All eyes will be on newly appointed finance minister Enoch Godongwana when he delivers his maiden mid-term budget vote in Parliament tomorrow (11 November 2021). South Africa’s agricultural sector is especially holding on to hope that the minister understands the role agriculture plays in the country.
Godongwana, who took over from Tito Mboweni in August this year, following President Cyril Ramaphosa’s cabinet reshuffle, will deliver the speech amid tight economic times, steadily rising fuel prices and continued load shedding by state power utility Eskom.
The African Farmers’ Association of South Africa (Afasa) has called for an inclusive and agriculture-centred budget vote to ensure that food security in the country remains stable.
The association’s national chairperson, Neo Masithela, says he hopes that the minister understands the critical role of agriculture in South Africa. The organisation would like to see an allocation from Treasury to continue the work that Land Bank has started, in enabling disadvantaged farmers – particularly black farmers – to establish and grow their enterprises.
The budget should take into consideration that this would be in line with the master plan for economic recovery, Masithela points out. “Even though the master plan is not finalised, the mid-term budget should take into consideration that for the growth of the industry and inclusivity, the allocation that the state puts on agriculture should be top priority.”
Invest in a sectoral revamp
Masithela furthermore says the budget should reflect consideration for the challenges that farmers had to face this year: the Covid-19 pandemic, social unrest in KwaZulu-Natal and Gauteng, and diseases that caused farmers to lose livestock and crops.
“Because of the volatile situation of the unrest, the country is sitting with a huge lack of development in the poultry industry. The hatching industry is struggling with eggs as a result of what happened in KwaZulu-Natal.” He says that the country should invest more into the historically disadvantaged agricultural sector to prevent a repeat of the current dire situation.
Then there is further need for infrastructure development, especially in rural communities where farmers are still experiencing related day-to-day challenges.
He calls on National Treasury to invest into a revamp of the critical agri sector, and adds that, although they understand that Godongwana is in a tight space, the minister needs to prioritise industries that are contributing more to the economy – and agriculture is one of them.
The Agricultural Food and Allied Democratic Workers Uinion’s general secretary, Mlamleli Pukwana, says that previous budget cuts to the agricultural department and its entities were a miscalculation on Treasury’s side.
Pukwana states, “If the minister could [rectify] the issue of [previous] budget cuts, we will really be happy.”
He says that even budget cuts to the likes of the CCMA had a problematic impact on the industry, because of delays around disputes between the workforce and employers.
Pukwana also calls on Godongwana to elaborate on how government will finance the land redistribution agenda, which is top of the agenda in the country.
“We know that the minister will be delivering this budget vote under tight circumstances such as Covid-19, that no one anticipated, and we do know and acknowledge that government had to divert money to save the lives of South Africans.
“However, the government needs to prioritise the industries and agriculture as one of those sectors that need to be top of the list.

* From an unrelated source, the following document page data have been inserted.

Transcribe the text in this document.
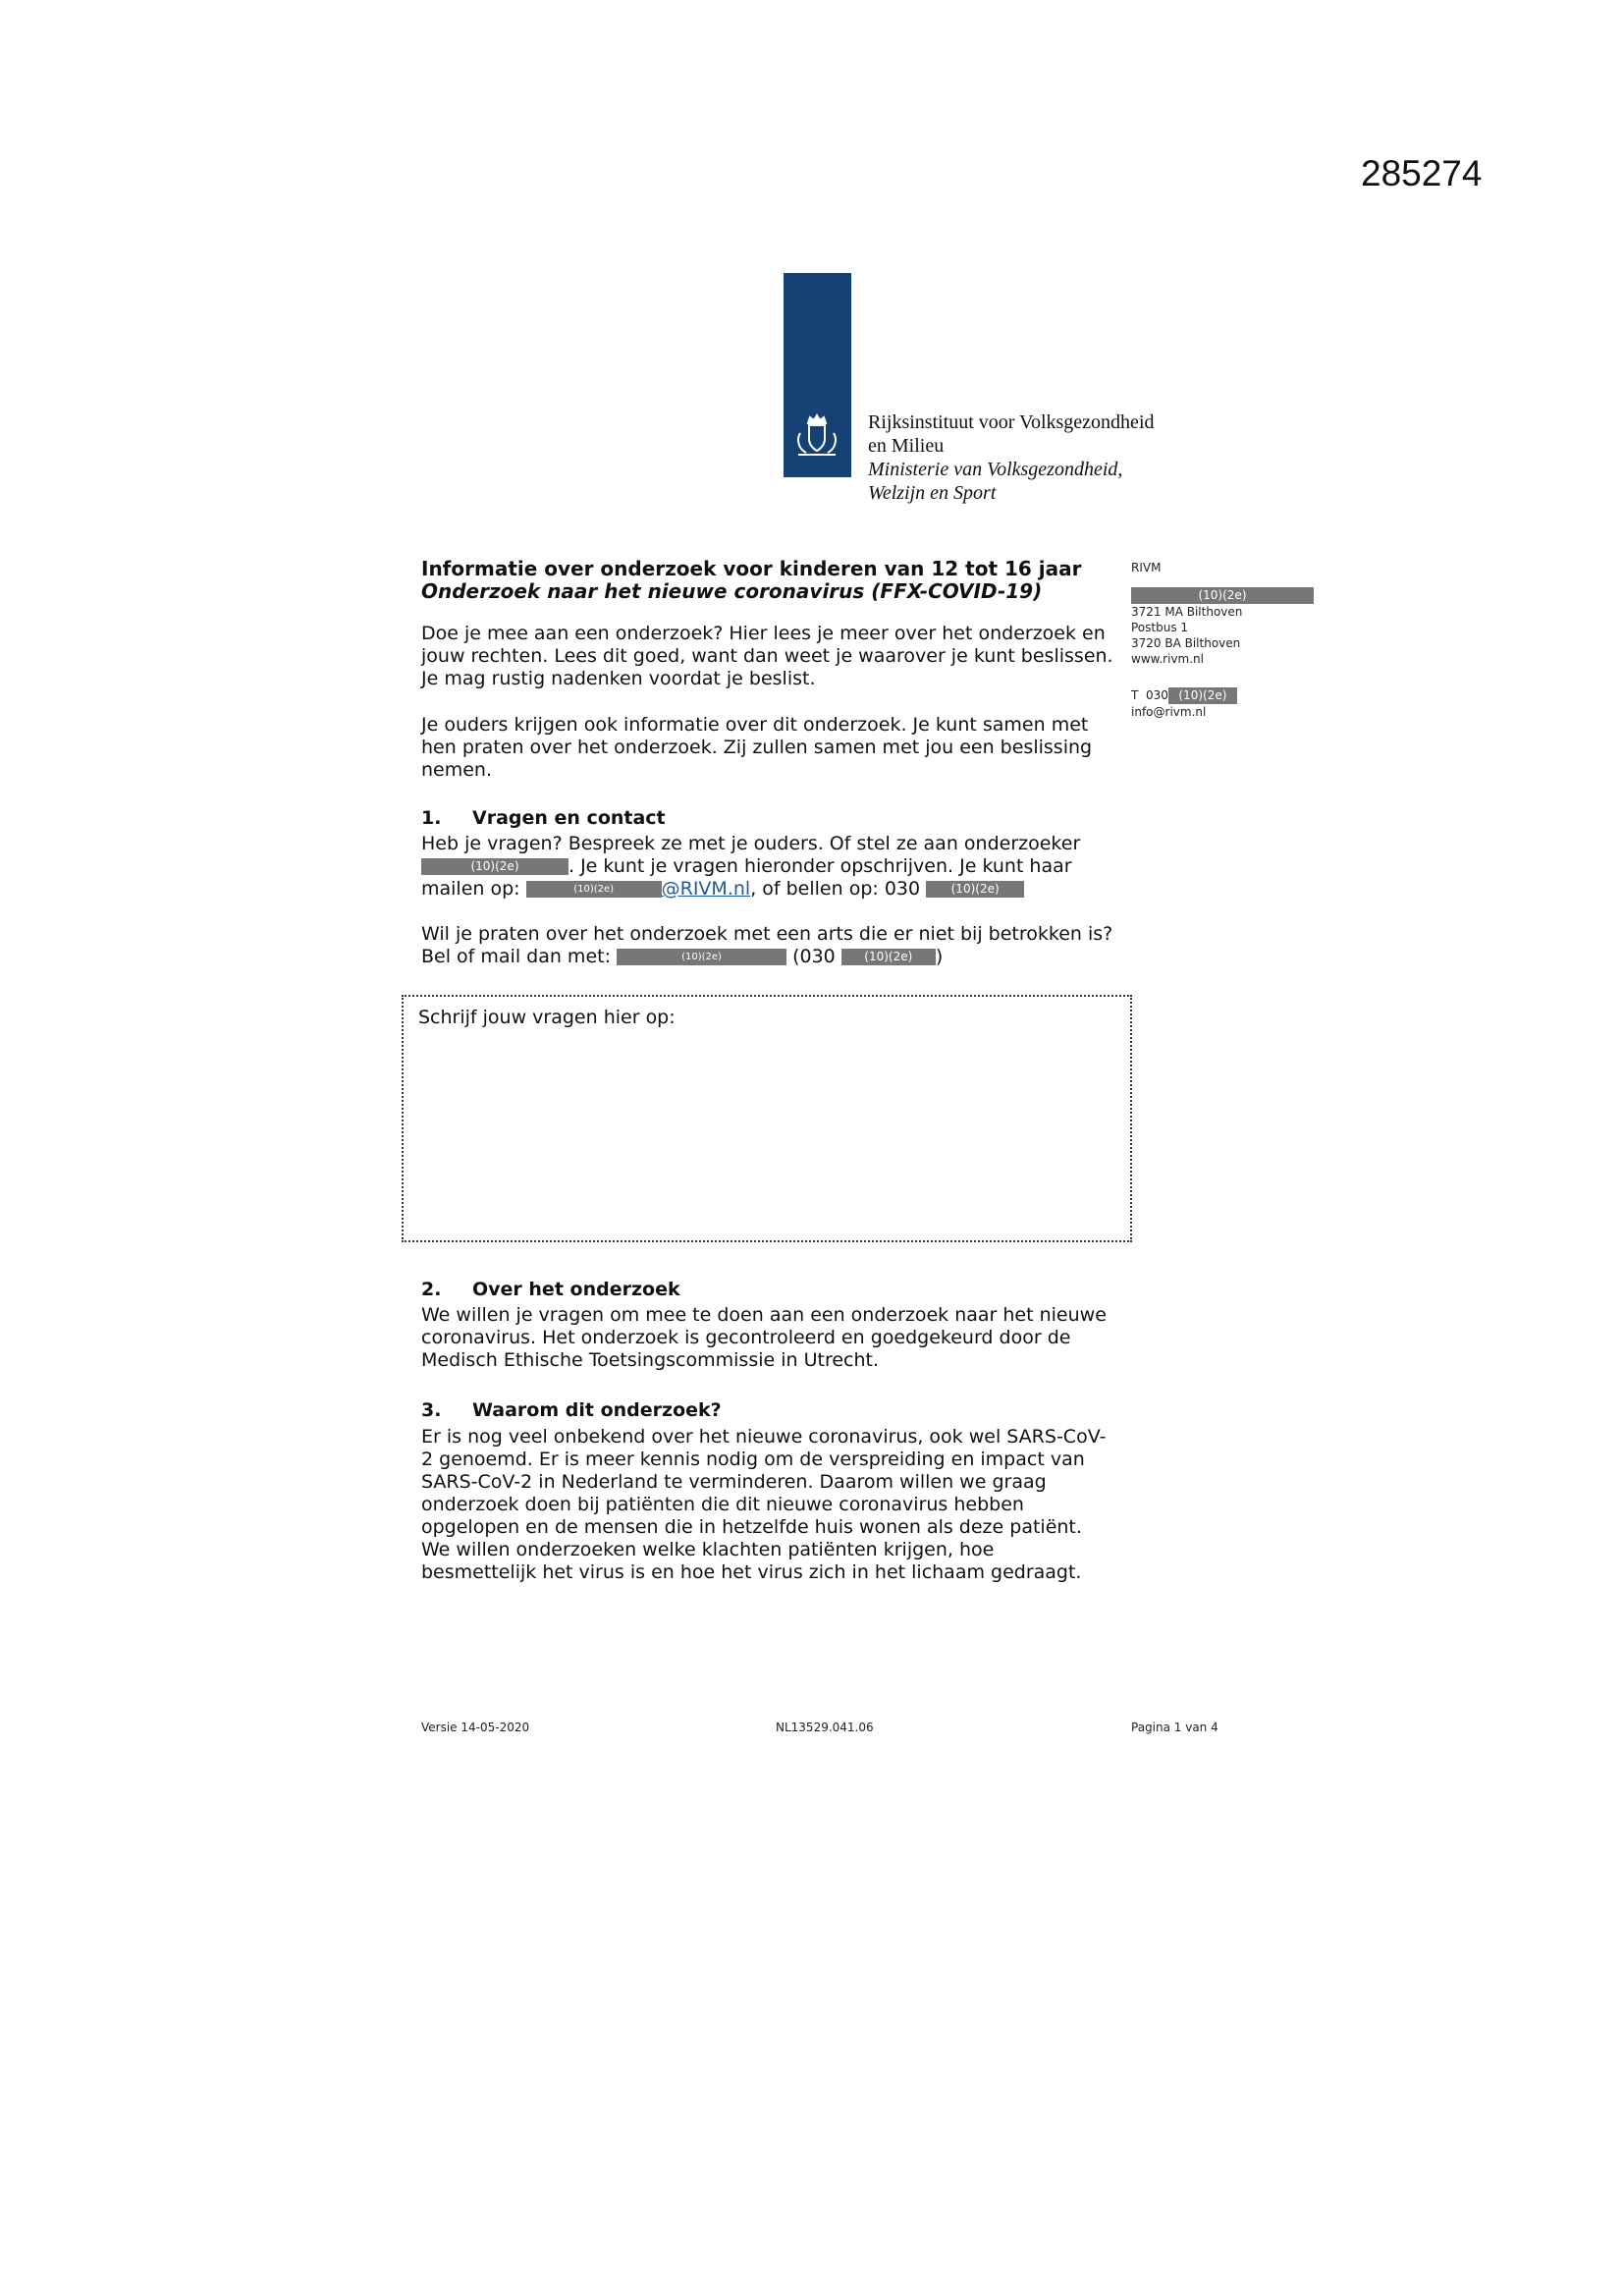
285274
Rijksinstituut voor Volksgezondheid
en Milieu
Ministerie van Volksgezondheid,
Welzijn en Sport
Informatie over onderzoek voor kinderen van 12 tot 16 jaar
Onderzoek naar het nieuwe coronavirus (FFX-COVID-19)

Doe je mee aan een onderzoek? Hier lees je meer over het onderzoek en jouw rechten. Lees dit goed, want dan weet je waarover je kunt beslissen. Je mag rustig nadenken voordat je beslist.

Je ouders krijgen ook informatie over dit onderzoek. Je kunt samen met hen praten over het onderzoek. Zij zullen samen met jou een beslissing nemen.

1. Vragen en contact
Heb je vragen? Bespreek ze met je ouders. Of stel ze aan onderzoeker
(10)(2e)	. Je kunt je vragen hieronder opschrijven. Je kunt haar
mailen op:	(10)(2e)	@RIVM.nl, of bellen op: 030	(10)(2e)
Wil je praten over het onderzoek met een arts die er niet bij betrokken is?
Bel of mail dan met:	(10)(2e)	(030 (10)(2e) )
Schrijf jouw vragen hier op:
2. Over het onderzoek

We willen je vragen om mee te doen aan een onderzoek naar het nieuwe coronavirus. Het onderzoek is gecontroleerd en goedgekeurd door de Medisch Ethische Toetsingscommissie in Utrecht.

3. Waarom dit onderzoek?

Er is nog veel onbekend over het nieuwe coronavirus, ook wel SARS-CoV-2 genoemd. Er is meer kennis nodig om de verspreiding en impact van SARS-CoV-2 in Nederland te verminderen. Daarom willen we graag onderzoek doen bij patiënten die dit nieuwe coronavirus hebben opgelopen en de mensen die in hetzelfde huis wonen als deze patiënt. We willen onderzoeken welke klachten patiënten krijgen, hoe besmettelijk het virus is en hoe het virus zich in het lichaam gedraagt.

RIVM
(10)(2e)
3721 MA Bilthoven
Postbus 1
3720 BA Bilthoven
www.rivm.nl
T 030 (10)(2e)
info@rivm.nl
Versie 14-05-2020	NL13529.041.06	Pagina 1 van 4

Land and food security are very key in South Africa.”
Pukwana says that they are willing to work with the new finance minister to ensure that the livelihoods of many households are kept intact.
Agri SA’s expectations
Agri SA expects the statement to be underpinned by two positive themes, says Kulani Siweya, Agri SA agricultural economist. “The first is the rate of fiscal deterioration being abated markedly.”
This slowed deterioration was brought on by a commodity price windfall that boosted revenue, as well as Stats SA’s benchmarking and rebasing exercise which had a positive impact on the fiscal ratios of higher nominal GDP.
“The second theme expected is the precarious debt outlook, though it does come at a better starting position.”
Whilst these may be positives in the short term, Agri SA says there is still some caution on the long-term view, particularly when considering that many structural challenges remain.
“Some of the things we will be looking out for include sentiments around state-owned entities and if there are any unbudgeted bailouts, as well as National Treasury’s resolve to restrain spending.”
“We believe that these, amongst others, will either set us on a trajectory of turning the tide around entirely or we will see more of the same from the new incumbent and his team.”
Siweya says that, ultimately, this week’s medium-term statement should inspire confidence once again from various spheres. “This is sorely needed in a time where investment in infrastructure has been on the decline and inclusive growth is now an imperative that’s non-negotiable.”